Cells employ stringent controls to ensure that genes are turned on and off at the correct time and place. Accurate gene expression relies on several levels of regulation, including how DNA and its associated molecules are packed together. I study the diseases arising from defects in these control systems, such as aging and cancer.

John Moses

John Moses

My group uses click chemistry to study biological systems at the molecular level. We develop and exploit powerful bond-forming click reactions that enable the rapid synthesis of small functional molecules, including cancer drugs and chemical probes. We apply these novel molecular tools in multidisciplinary discovery projects spanning the fields of biology and chemistry.

Jon Preall

Jon Preall

Developing single-cell genomics technologies for applications related to cancer progression, immune surveillance, and discovery of rare novel cell types and transcriptional programs.

Andrea Schorn

Andrea Schorn

Transposable elements make up half of our DNA. They control gene expression and have been a major evolutionary force in all organisms.

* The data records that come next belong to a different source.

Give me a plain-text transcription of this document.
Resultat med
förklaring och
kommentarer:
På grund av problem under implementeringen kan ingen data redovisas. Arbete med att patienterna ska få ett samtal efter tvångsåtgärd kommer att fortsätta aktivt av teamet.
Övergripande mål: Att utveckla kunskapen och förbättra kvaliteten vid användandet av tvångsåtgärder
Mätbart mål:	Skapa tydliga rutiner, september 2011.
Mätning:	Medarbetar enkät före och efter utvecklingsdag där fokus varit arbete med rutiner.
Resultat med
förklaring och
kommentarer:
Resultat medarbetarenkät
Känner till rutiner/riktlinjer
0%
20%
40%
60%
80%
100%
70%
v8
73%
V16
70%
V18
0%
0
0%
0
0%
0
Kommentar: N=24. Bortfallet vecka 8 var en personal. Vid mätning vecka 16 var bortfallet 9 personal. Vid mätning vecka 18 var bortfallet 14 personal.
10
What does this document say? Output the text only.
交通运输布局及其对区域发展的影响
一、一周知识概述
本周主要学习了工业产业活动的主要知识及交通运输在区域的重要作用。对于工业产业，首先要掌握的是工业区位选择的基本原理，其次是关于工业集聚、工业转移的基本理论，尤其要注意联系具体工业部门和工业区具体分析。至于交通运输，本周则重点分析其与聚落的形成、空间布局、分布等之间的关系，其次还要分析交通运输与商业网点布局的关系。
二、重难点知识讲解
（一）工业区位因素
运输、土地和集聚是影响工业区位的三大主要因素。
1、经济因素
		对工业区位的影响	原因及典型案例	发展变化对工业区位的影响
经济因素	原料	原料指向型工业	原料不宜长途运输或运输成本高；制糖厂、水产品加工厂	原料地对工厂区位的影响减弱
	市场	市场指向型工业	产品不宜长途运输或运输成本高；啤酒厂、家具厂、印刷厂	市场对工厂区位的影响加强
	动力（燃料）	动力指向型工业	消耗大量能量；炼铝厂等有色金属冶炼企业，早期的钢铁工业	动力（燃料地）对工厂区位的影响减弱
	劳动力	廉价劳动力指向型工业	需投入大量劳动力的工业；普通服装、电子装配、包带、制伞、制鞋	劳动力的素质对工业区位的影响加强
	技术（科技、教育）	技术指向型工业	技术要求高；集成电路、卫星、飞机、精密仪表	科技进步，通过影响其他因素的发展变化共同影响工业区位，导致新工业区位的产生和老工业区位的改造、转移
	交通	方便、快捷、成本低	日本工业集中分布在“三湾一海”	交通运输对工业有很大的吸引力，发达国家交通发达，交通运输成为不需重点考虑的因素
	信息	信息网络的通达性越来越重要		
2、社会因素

The Schorn lab investigates how small RNAs identify and silence transposable elements when they become active during development and cancer.

David L. Spector

David L. Spector

The immense amount of DNA, RNA and proteins that contribute to our genetic programs are precisely organized inside the cell's nucleus. My group studies how nuclear organization impacts gene regulation, and how misregulation of non-coding RNAs contributes to human diseases such as cancer.

Bruce Stillman

Bruce Stillman

Every time a cell divides, it must accurately copy its DNA. With 3 billion “letters” in the human genome, this is no small task. My studies reveal the many steps and molecular actors involved, as well as how errors in DNA replication are involved in diseases that range from cancer to rare genetic disorders.

Lingbo Zhang

Lingbo Zhang

Proper balancing of self-renewal and differentiation in hematopoietic stem and progenitor cells is a central question in hematopoiesis. My laboratory investigates how growth signal and nutrient coordinate to regulate this key process and aims to develop novel therapeutic strategies for hematological diseases and malignancies.